RedLock’s EU-U.S. Privacy Shield Framework Statement
Effective Date: January 1, 2018
RedLock has certified certain of our services, for which we act as a data processor, under the EU-U.S. Privacy Shield (the certification can be found here).
RedLock Inc. adheres to the principles of the EU-U.S. Privacy Shield Framework with respect to personal data submitted by RedLock’s customers in reliance on the Privacy Shield to the RedLock Cloud 360™ platform.
RedLock provides online services that our customers use to monitor the security of their cloud platforms. In providing these services, RedLock processes data our customers provide us access to, or instruct us to process on their behalves. While RedLock’s customers decide what data to share, it typically includes information about the administrators of their cloud services (such as usernames, email, and IP addresses), system configurations, and network traffic. Purposes of data processing: RedLock processes data submitted by customers for the purpose of providing RedLock’s online services to our customers. To fulfill these purposes, RedLock may access the data to provide the services, to correct and address technical or service problems, or to follow instructions of the RedLock customer who submitted the data, or in response to contractual requirements.
EU EMPLOYEE DATA:
We may process human resources data of our existing, potential or former employees from the EU to enable our employment relationship under the EU-U.S. Privacy Shield Framework. We commit to cooperate with European data protection authorities, including with respect to the Supplemental Principles, with regard to human resources data transferred from the EU in the context of our employment relationship, and to comply with the advice given by such authorities with respect to such data.
INQUIRIES AND COMPLAINTS:
If you believe that we maintain copies of your personal data within the scope of the Privacy Shields, you may direct any inquiries to firstname.lastname@example.org. We will respond to your inquiry within 45 days of receipt and verification of your identity. If we fail to respond during that time, or if we don’t address your concern, you may contact Verasafe, our U.S.-based third party dispute resolution provider, for disputes relating to our compliance (free of charge) at https://www.verasafe.com/privacy-services/dispute-resolution/submit-dispute/. If neither we nor Verasafe are able to resolve your complaint, as a last resort you may engage in binding arbitration through the Privacy Shield Panel.
THIRD PARTIES WHO MAY RECEIVE PERSONAL DATA:
We may use a limited number of third party service providers to assist us in providing services to our customers or to meet internal business needs. These providers may provide services such as hosted data-centers, billing systems, contract and account management, customer support, relationship management and other technical operations.

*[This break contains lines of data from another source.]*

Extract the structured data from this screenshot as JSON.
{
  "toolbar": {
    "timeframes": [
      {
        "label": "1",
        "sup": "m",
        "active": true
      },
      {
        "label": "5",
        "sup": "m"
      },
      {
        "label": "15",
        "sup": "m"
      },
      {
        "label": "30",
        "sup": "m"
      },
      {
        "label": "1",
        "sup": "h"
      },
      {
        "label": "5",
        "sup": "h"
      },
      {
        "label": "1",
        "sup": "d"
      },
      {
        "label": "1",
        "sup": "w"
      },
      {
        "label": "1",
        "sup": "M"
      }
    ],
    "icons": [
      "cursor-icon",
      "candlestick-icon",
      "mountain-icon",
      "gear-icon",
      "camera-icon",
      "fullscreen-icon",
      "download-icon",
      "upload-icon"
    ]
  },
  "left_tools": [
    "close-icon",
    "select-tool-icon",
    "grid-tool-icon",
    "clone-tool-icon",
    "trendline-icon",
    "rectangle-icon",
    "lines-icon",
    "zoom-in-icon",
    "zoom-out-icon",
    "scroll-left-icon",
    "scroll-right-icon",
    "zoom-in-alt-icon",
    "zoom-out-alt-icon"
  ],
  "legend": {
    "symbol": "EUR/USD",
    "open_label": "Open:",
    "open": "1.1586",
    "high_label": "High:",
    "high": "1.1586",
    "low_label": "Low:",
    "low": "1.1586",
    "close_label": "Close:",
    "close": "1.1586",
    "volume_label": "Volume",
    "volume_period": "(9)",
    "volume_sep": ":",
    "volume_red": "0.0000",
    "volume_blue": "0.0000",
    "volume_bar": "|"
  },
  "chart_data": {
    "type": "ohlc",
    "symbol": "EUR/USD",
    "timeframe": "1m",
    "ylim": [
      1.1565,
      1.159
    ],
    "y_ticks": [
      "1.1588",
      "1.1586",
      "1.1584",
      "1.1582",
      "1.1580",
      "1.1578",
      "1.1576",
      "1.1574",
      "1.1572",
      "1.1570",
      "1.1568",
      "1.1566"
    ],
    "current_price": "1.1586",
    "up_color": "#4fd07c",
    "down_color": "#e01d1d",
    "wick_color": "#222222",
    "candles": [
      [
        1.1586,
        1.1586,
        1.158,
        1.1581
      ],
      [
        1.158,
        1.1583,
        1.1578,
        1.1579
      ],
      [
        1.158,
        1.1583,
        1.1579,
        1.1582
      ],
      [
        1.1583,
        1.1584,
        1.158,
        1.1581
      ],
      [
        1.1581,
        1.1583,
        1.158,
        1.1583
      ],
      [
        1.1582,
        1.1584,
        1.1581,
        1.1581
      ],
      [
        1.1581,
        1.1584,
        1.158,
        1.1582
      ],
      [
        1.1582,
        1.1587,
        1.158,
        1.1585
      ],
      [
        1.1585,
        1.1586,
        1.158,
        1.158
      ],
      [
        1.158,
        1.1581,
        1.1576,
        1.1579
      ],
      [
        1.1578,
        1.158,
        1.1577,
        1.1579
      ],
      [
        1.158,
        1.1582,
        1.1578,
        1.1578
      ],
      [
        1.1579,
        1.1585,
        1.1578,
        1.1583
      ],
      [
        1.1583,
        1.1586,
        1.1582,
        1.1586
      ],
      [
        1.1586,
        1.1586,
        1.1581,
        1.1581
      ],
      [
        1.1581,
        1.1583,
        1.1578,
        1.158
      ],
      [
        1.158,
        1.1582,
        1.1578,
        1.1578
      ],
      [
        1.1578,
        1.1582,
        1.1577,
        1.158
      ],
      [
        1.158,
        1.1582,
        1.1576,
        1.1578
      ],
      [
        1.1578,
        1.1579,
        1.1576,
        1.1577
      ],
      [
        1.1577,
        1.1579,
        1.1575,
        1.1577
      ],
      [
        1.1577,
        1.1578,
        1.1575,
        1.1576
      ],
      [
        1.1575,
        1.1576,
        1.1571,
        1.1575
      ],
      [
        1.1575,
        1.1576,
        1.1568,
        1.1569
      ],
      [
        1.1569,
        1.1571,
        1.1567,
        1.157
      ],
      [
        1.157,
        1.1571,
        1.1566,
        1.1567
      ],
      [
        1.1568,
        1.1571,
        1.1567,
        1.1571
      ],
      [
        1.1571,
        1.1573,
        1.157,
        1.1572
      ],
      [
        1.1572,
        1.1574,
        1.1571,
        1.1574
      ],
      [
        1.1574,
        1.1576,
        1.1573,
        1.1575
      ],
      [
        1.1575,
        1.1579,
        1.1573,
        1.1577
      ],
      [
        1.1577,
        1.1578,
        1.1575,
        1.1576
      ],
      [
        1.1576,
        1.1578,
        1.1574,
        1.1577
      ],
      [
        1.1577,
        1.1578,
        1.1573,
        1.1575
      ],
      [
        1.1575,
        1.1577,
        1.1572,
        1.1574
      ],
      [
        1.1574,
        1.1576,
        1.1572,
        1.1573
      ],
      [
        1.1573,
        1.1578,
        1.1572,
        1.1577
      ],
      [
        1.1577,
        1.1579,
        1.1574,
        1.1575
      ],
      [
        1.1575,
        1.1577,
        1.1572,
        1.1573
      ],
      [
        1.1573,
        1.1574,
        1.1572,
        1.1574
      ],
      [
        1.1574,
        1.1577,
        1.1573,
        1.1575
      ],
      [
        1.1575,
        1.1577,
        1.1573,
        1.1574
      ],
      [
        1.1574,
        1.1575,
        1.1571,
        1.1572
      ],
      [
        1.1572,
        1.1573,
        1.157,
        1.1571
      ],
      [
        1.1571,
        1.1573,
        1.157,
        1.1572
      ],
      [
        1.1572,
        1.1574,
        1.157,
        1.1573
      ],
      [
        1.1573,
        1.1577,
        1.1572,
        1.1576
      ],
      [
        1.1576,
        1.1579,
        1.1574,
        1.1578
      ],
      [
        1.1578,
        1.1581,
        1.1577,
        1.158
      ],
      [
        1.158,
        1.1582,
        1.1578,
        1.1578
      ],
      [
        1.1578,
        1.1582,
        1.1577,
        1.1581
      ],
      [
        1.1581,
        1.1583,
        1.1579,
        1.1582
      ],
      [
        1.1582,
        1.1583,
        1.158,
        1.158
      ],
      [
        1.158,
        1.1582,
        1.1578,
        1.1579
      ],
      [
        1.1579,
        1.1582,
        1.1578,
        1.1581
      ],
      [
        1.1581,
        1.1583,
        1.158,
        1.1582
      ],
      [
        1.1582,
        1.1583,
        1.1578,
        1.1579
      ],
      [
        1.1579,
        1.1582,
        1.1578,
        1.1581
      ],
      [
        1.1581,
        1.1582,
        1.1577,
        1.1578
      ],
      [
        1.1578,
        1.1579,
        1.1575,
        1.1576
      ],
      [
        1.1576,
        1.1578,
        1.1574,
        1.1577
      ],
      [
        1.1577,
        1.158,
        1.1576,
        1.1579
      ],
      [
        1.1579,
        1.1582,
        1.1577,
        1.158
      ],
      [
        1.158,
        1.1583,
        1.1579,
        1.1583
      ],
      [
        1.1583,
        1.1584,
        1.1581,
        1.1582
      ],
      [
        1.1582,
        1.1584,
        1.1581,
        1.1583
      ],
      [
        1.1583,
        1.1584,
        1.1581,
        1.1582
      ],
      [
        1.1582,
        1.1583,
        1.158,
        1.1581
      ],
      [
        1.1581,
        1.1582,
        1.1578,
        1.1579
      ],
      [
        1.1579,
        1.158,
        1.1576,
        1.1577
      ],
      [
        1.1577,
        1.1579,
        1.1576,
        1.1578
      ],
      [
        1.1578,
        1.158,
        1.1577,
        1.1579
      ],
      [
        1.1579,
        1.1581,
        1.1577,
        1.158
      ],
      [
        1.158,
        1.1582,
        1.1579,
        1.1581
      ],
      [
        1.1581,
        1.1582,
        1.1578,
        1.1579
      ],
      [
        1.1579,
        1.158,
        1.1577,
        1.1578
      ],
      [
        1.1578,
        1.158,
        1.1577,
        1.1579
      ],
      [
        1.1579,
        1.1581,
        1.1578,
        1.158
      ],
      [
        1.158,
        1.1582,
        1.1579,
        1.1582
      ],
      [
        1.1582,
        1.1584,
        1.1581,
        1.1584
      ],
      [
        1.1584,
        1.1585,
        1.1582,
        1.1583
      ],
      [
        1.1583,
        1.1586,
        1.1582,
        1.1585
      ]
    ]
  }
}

These third parties may access, process, or store personal data in the course of providing their services. We maintain contracts with these third parties to restrict their access, use, and disclosure of personal data in compliance with our Privacy Shield obligations, and we may be liable for such parties if they fail to meet these obligations.
RIGHTS TO ACCESS AND LIMIT USE OF DATA:
Individuals located in the EU, EEA, or Switzerland, if applicable, have rights to access personal data about them, and to limit the use and disclosure of such data. We take our privacy obligations extremely seriously, and have committed to respect these rights. Because our personnel have limited ability to access data submitted to us by our customers, if you wish to request access to, or to limit use or disclosure of data, please provide the name of the party who submitted your data to our services, and state whether it was yourself or a third party. We will refer your request to that third party, if appropriate, and reasonably support them in responding to your request.
ENFORCEMENT AND REQUIRED DISCLOSURE:
Our commitments under the Privacy Shields are subject to the investigatory and enforcement powers of the U.S. Federal Trade Commission. We may be required to disclose personal data in response to lawful requests by public authorities, including to meet national security or law enforcement requirements. Under such circumstances, we may be prohibited by law, court order or other legal process from providing notice of disclosure.